The wonderful psychologist Donald Winnicott wrote that “Artists are people driven by the tension between the desire to communicate and the desire to hide.” For the first part of my life the latter desire had its way with me. But gradually the desire to communicate was able to find its way back to a voice.
So here I am, starting a Substack. Or perhaps starting a Substack. We’ll see. I’m easily discouraged when it comes to spouting my POV.
But at least now I can proudly lay claim to a POV—and on so many topics!
Here are a few that I’m thinking I’d like to explore with you here. First, there’s what I call the mattering instinct. I have a book coming out in January by that name.
As the sub-title suggests, this book is ambitious.
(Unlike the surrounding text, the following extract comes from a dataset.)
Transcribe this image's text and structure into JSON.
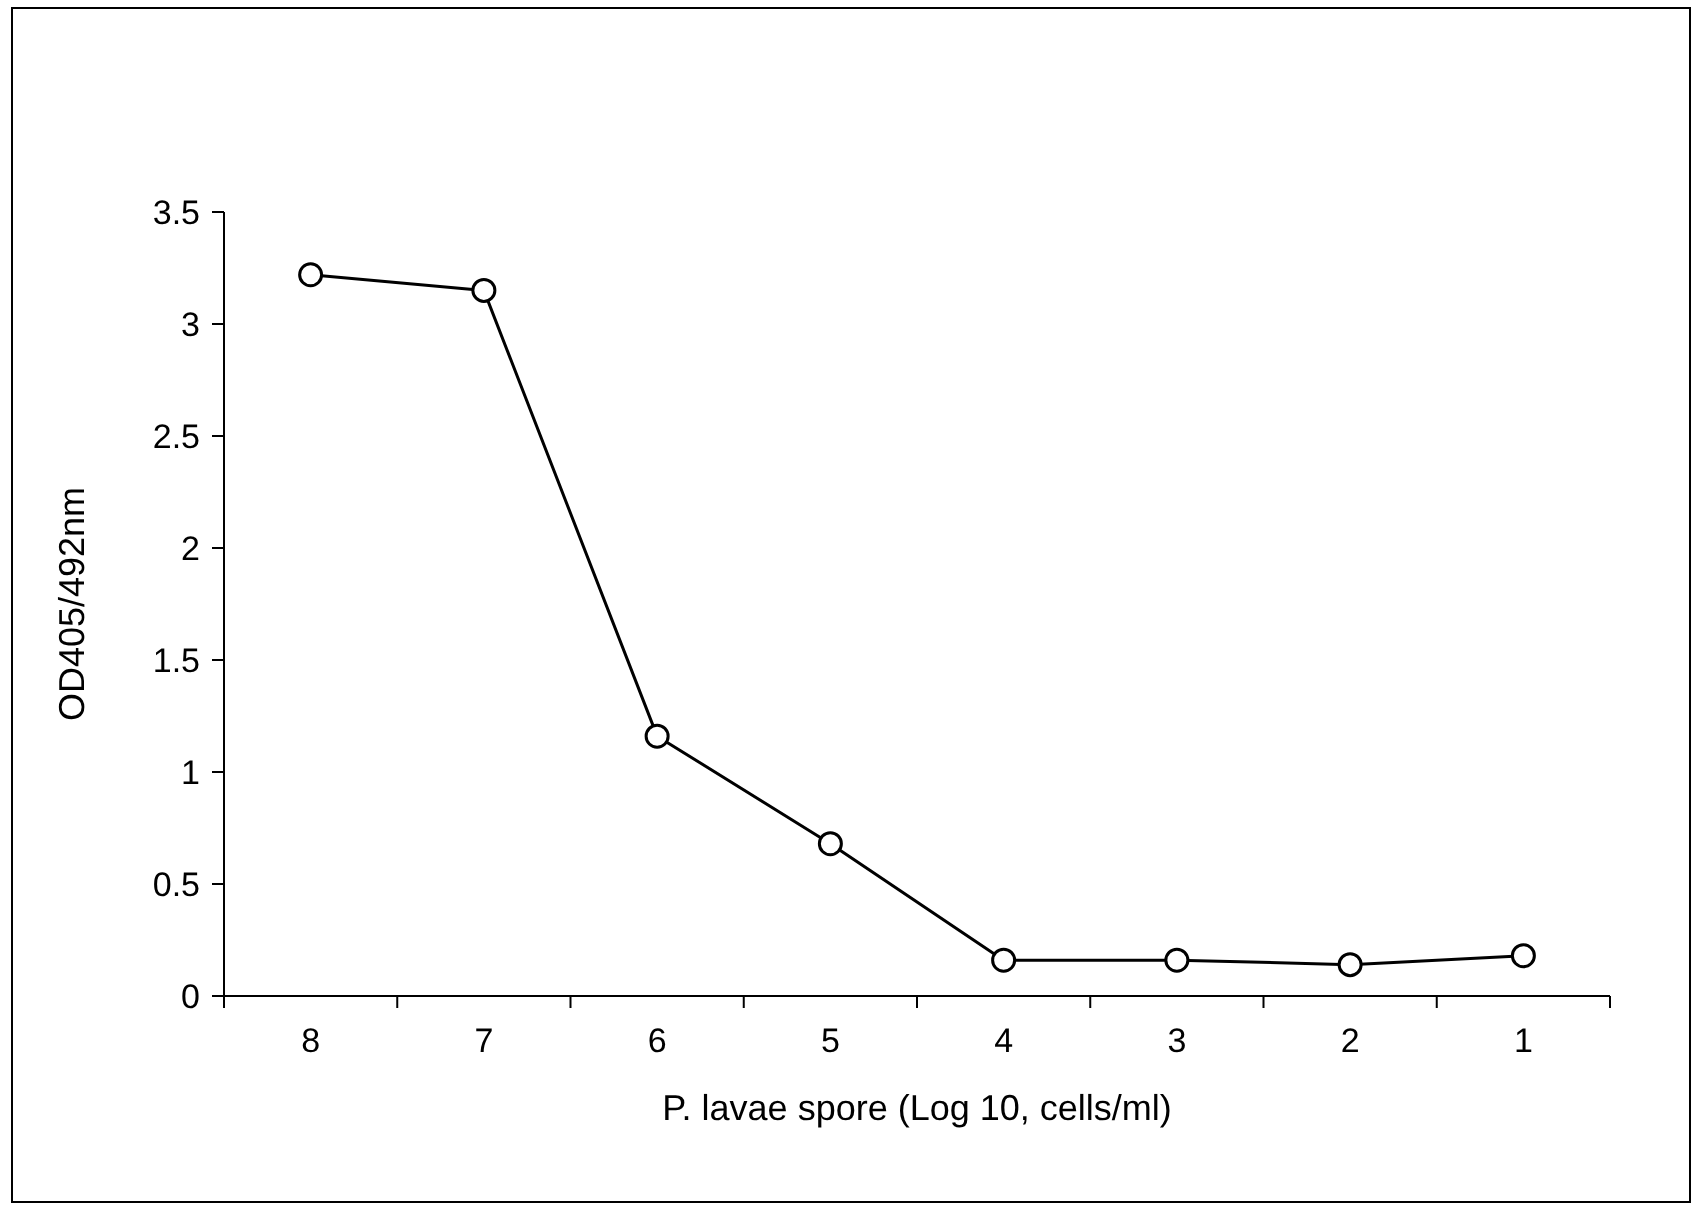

It could easily have been 700 pages but it’s only 304. So obviously I left out a lot, which I’m eager to talk over with you.
I want to talk about mattering and politics, and mattering and religion, and mattering and death, and mattering and child-rearing, and mattering and anguish, and mattering and justice, and mattering and flourishing, and mattering and AI, and mattering and tribalism, and mattering and the meaning of life, and mattering and MAGA, and mattering and you and me.
It’s my 11th book, which isn’t bad for a person who has to do battle with the desire to hide away.
Of course, a lot of those former books were novels, which is a wonderful medium for someone torn between the two desires that Winnicott identifies. Writing my first novel while I was a yet untenured professor of philosophy, the ink on my PhD barely dry, I managed to do two big things at once: sabotage my academic career as an analytic philosopher and begin my journey of finding my way back to my own mind.
That novel was called The Mind-Body Problem, and it was in its pages that I first introduced the concept of the mattering map.
Yes, that’s how long I’ve been gestating these ideas about mattering that have finally come to fruition in the book I’m soon to publish.
Here’s how I introduced the mattering map back then: “A person’s location on the mattering map is determined by what matters to him, matters overwhelmingly, the kind of mattering that produces his perceptions of people, of himself and others: of who are the nobodies and who the somebodies, who the deprived and who the gifted, who the better-never-to-have-been-born and who the heroes. . . .Those who share my heroes are, in the deepest sense, of my own kind.”
As a philosopher, I would never have come up with such an idea—far too vague for the likes of me when I’m thinking analytically. It took me hiding behind my flagrantly non-analytic fictional character to come up with the mattering map as an explanatory concept.
That’s another topic I want to discuss with you, the relationship between philosophy and fiction writing.
To be continued. Or maybe not. This is only a test.
[1] Propositional self-referentiality refers to propositions that make reference to themselves. Propositional self-referentiality sometimes entails paradox. Here is an example: “This proposition is false.” Is this self-referential proposition true or false? If it’s true, then it’s false. But if it’s false then it’s true. The conclusion seems to be that it’s both true and false—a paradox.
[2] He really did. See George Berkeley (1747) Siris: a chain of philosophical reflexions and inquiries concerning the virtues of tar water (London re-printed: W. Innys: https://archive.org/details/sirischainofphil00berkiala/page/n7/mode/2up. Ironically, Siris was Berkeley’s best-selling publication while he lived. And despite John’s joke, which still cracks me up, Berkeley’s devotion to tar-water speaks well of him. Poverty and disease were rampant in the diocese of Cloyne where Berkeley was bishop, especially after the Great Frost of 1739-40.




Welcome to the scrum, Rebecca. I’m glad you overcame your shyness. I just got galleys of your book, can’t wait to read it. John
Oh - please keep writing here - I’m wondering how I haven’t come across your work before, and so glad to come across it now, and the range of it. (I’m a former humanities prof/Plato scholar and now doing/writing quite different things.)